I’m curious how Python code generation is able to tell a variable is going to be needed in an inner function and put it in enclosing scope. This is specific to the thinking of compilation and code generation because I am trying to implement similar for a personal project.
Some reference code:
>>> def outer():
... a = 100
... def inner():
... return a + 1
... b = inner()
... return b
...
>>> from dis import dis
>>> dis(outer)
2 0 LOAD_CONST 1 (100)
2 STORE_DEREF 0 (a)
3 4 LOAD_CLOSURE 0 (a)
6 BUILD_TUPLE 1
8 LOAD_CONST 2 (<code object inner at 0x000001869788BC90, file "<stdin>", line 3>)

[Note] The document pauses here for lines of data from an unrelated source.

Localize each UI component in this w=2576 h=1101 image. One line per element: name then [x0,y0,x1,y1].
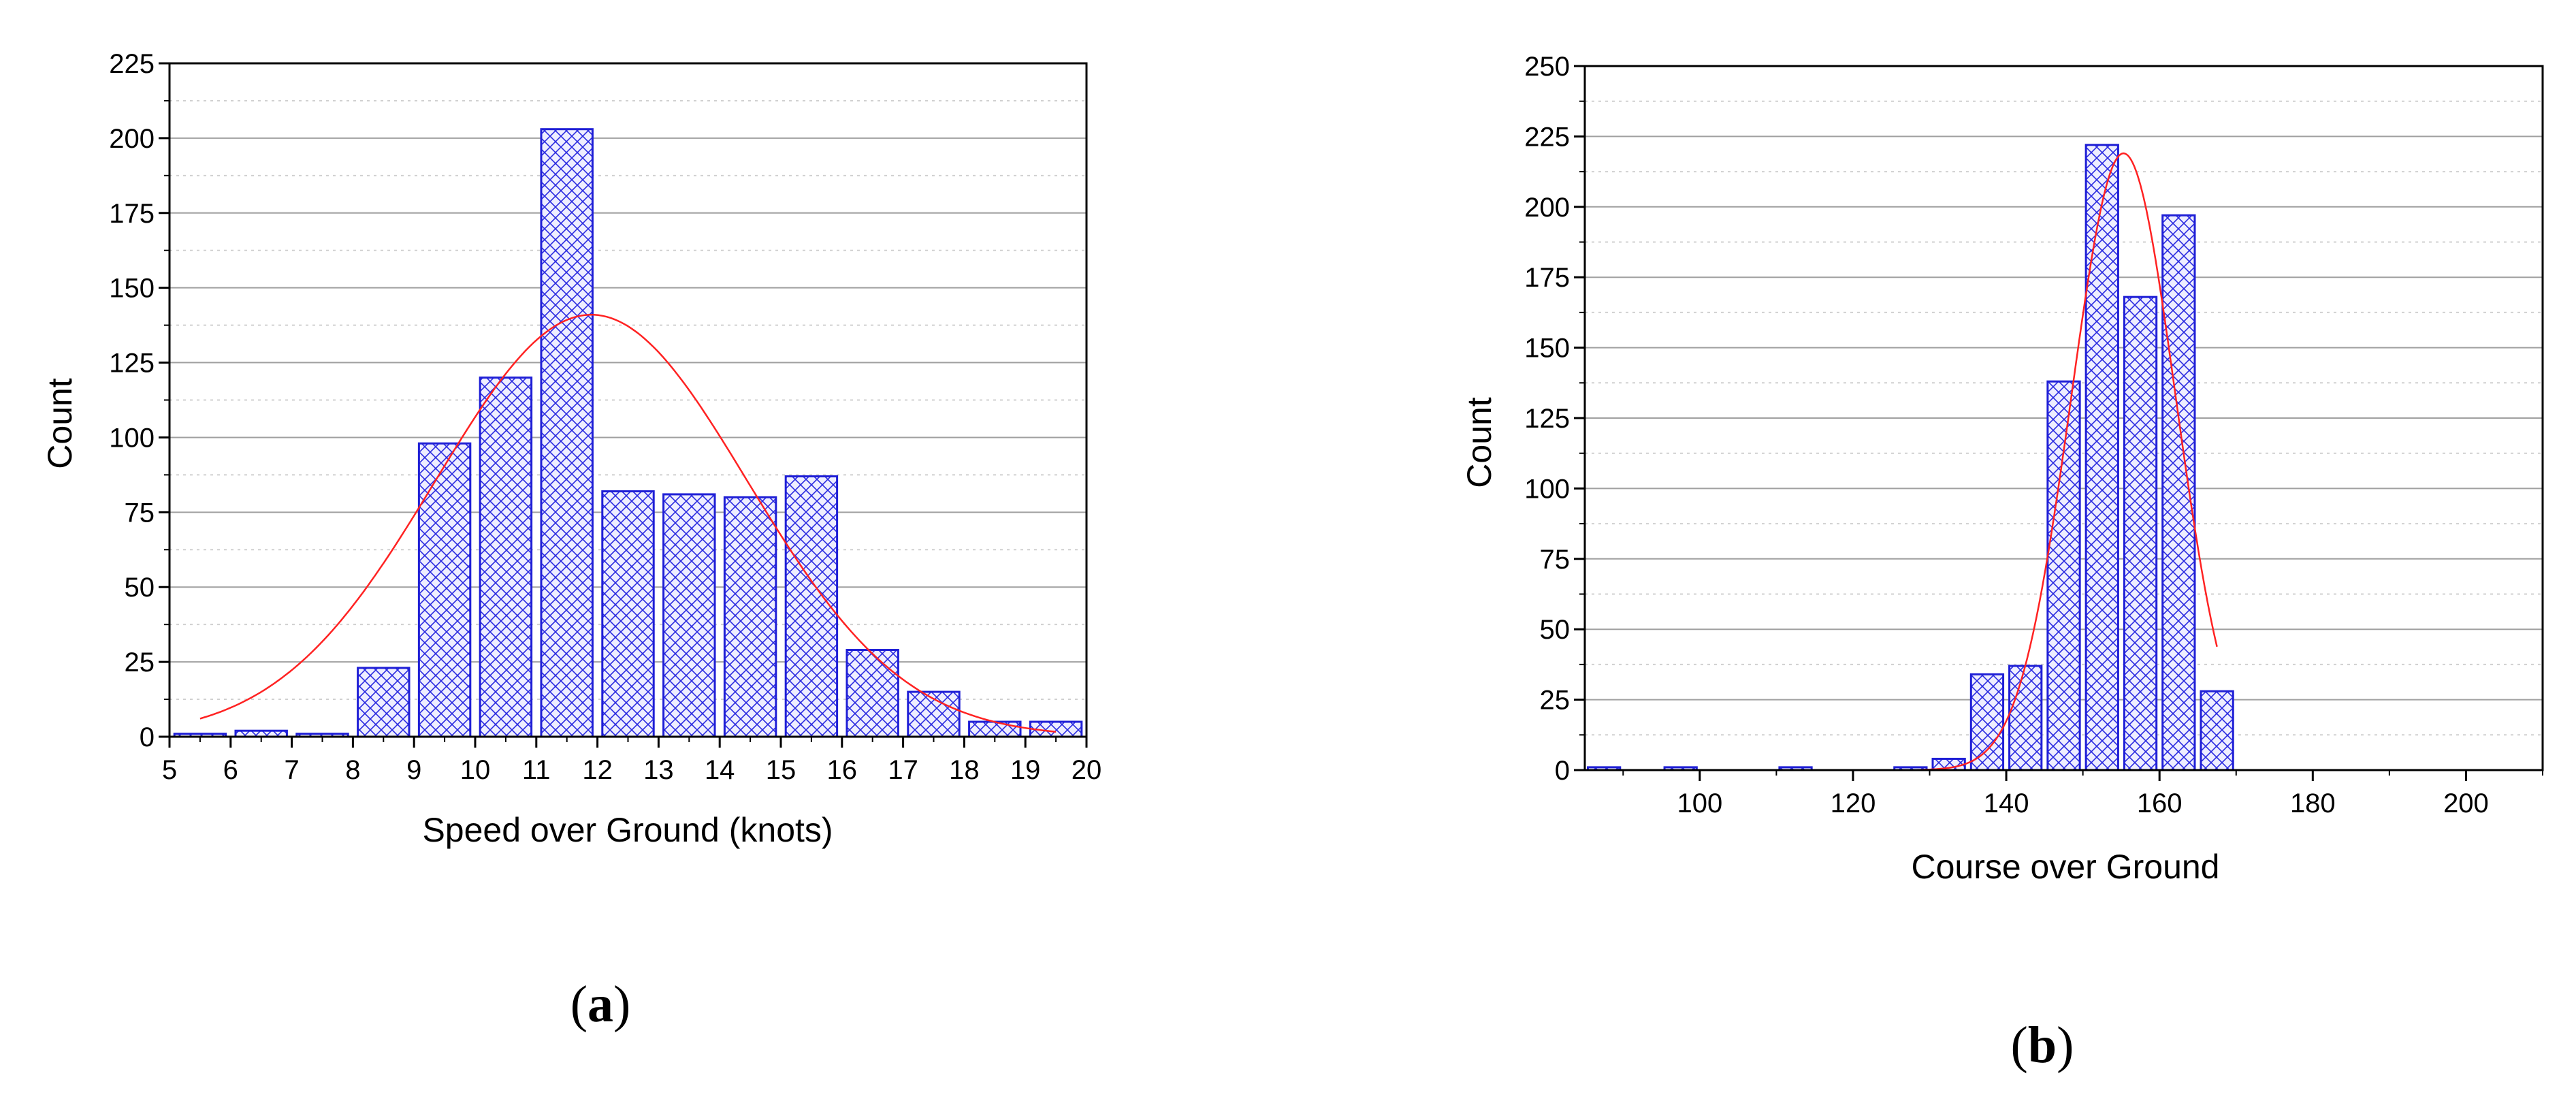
x-tick-label: 17 [888,755,918,785]
y-tick-label: 50 [125,573,155,603]
x-tick-labels-a: 5 6 7 8 9 10 11 12 13 14 15 16 17 18 19 20 [162,755,1101,785]
x-tick-label: 180 [2290,788,2336,818]
histogram-bar [540,128,594,738]
y-tick-label: 50 [1540,615,1571,645]
y-tick-label: 125 [1524,404,1570,434]
histogram-bar [2123,296,2158,771]
chart-panel-a: 5 6 7 8 9 10 11 12 13 14 15 16 17 18 19 20 0 25 50 75 100 12… [41,49,1101,1033]
y-axis-title-b: Count [1460,397,1498,488]
x-tick-label: 7 [284,755,299,785]
bars-a [173,128,1083,738]
y-tick-labels-a: 0 25 50 75 100 125 150 175 200 225 [109,49,155,752]
fit-curve-a [199,314,1057,733]
histogram-bar [417,442,472,738]
y-tick-label: 0 [140,722,155,752]
x-tick-label: 140 [1984,788,2029,818]
histogram-bar [662,493,716,738]
x-tick-label: 12 [582,755,613,785]
axes-b [1574,65,2544,781]
y-tick-label: 150 [109,274,155,304]
x-tick-label: 6 [223,755,238,785]
y-tick-label: 25 [125,648,155,677]
x-tick-label: 15 [766,755,796,785]
y-tick-label: 100 [1524,474,1570,504]
x-tick-label: 100 [1677,788,1722,818]
y-axis-title-a: Count [41,378,79,469]
x-tick-labels-b: 100 120 140 160 180 200 [1677,788,2488,818]
y-tick-label: 200 [109,124,155,154]
y-tick-label: 75 [1540,545,1571,575]
histogram-bar [1969,673,2005,771]
x-tick-label: 16 [827,755,858,785]
histogram-bar [2200,690,2234,771]
y-tick-label: 125 [109,349,155,379]
x-tick-label: 120 [1831,788,1876,818]
y-tick-label: 25 [1540,686,1571,716]
y-tick-label: 175 [1524,263,1570,293]
histogram-bar [846,649,899,738]
histogram-bar [479,377,533,738]
x-tick-label: 8 [345,755,360,785]
x-tick-label: 5 [162,755,177,785]
x-tick-label: 13 [643,755,674,785]
caption-a-letter: a [587,976,613,1033]
x-tick-label: 200 [2443,788,2489,818]
axes-a [159,62,1088,748]
caption-b-letter: b [2028,1017,2057,1074]
y-tick-label: 175 [109,199,155,229]
x-axis-title-a: Speed over Ground (knots) [422,811,833,849]
y-tick-label: 225 [1524,122,1570,152]
x-tick-label: 14 [705,755,735,785]
histogram-bar [968,720,1022,738]
histogram-bar [601,490,655,738]
bars-b [1587,144,2234,771]
x-tick-label: 160 [2137,788,2183,818]
histogram-bar [357,667,410,738]
y-tick-label: 200 [1524,193,1570,223]
x-axis-title-b: Course over Ground [1911,848,2219,886]
x-tick-label: 10 [460,755,491,785]
y-tick-label: 0 [1555,756,1570,786]
caption-a: (a) [570,976,631,1033]
caption-b: (b) [2011,1017,2074,1074]
x-tick-label: 11 [522,755,551,785]
histogram-bar [2046,380,2081,771]
x-tick-label: 18 [949,755,980,785]
y-tick-label: 150 [1524,334,1570,364]
y-tick-label: 225 [109,49,155,79]
y-tick-label: 250 [1524,52,1570,82]
histogram-bar [2008,665,2043,771]
x-tick-label: 9 [406,755,421,785]
y-tick-label: 100 [109,423,155,453]
x-tick-label: 19 [1010,755,1041,785]
x-tick-label: 20 [1072,755,1102,785]
histogram-bar [2084,144,2119,771]
histogram-bar [723,496,777,738]
fit-curve-b [1910,152,2218,771]
y-tick-labels-b: 0 25 50 75 100 125 150 175 200 225 250 [1524,52,1570,786]
chart-panel-b: 100 120 140 160 180 200 0 25 50 75 100 125 150 175 20… [1460,52,2544,1074]
grid-lines-a [170,99,1086,701]
y-tick-label: 75 [125,498,155,528]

10 LOAD_CONST 3 ('outer.<locals>.inner')
12 MAKE_FUNCTION 8 (closure)
14 STORE_FAST 0 (inner)
5 16 LOAD_FAST 0 (inner)
18 CALL_FUNCTION 0
20 STORE_FAST 1 (b)
6 22 LOAD_FAST 1 (b)
24 RETURN_VALUE
Disassembly of <code object inner at 0x000001869788BC90, file "<stdin>", line 3>:
4 0 LOAD_DEREF 0 (a)
2 LOAD_CONST 1 (1)
4 BINARY_ADD
6 RETURN_VALUE
The interpreter knew to use a STORE_DEREF for the a variable in the outer function. I guess I should also highlight it knows to use LOAD_CLOSURE too. Just to be thorough, this becomes a STORE_FAST if the variable isn’t in enclosing scope:
>>> def outer2():
... a = 100
... def inner():
... return 1
... b = a + inner()
... return b
...
>>> dis(outer2)
2 0 LOAD_CONST 1 (100)
2 STORE_FAST 0 (a)
3 4 LOAD_CONST 2 (<code object inner at 0x0000018697DA2DF0, file "<stdin>", line 3>)
6 LOAD_CONST 3 ('outer2.<locals>.inner')
8 MAKE_FUNCTION 0
10 STORE_FAST 1 (inner)
5 12 LOAD_FAST 0 (a)
14 LOAD_FAST 1 (inner)
16 CALL_FUNCTION 0
18 BINARY_ADD
20 STORE_FAST 2 (b)
6 22 LOAD_FAST 2 (b)
24 RETURN_VALUE
Disassembly of <code object inner at 0x0000018697DA2DF0, file "<stdin>", line 3>:
4 0 LOAD_CONST 1 (1)
2 RETURN_VALUE
All I can really think is that the parser is detecting all the functions underneath the existing on, generating the code for them first, keeping track of the variables involved, and then exploring that from higher levels.
The one strike against this is that code objects aren’t identified first. In outer(), the code object for inner is symbol 2 and not 0. Is it really doing this on the fly and fixing it up afterwards or something?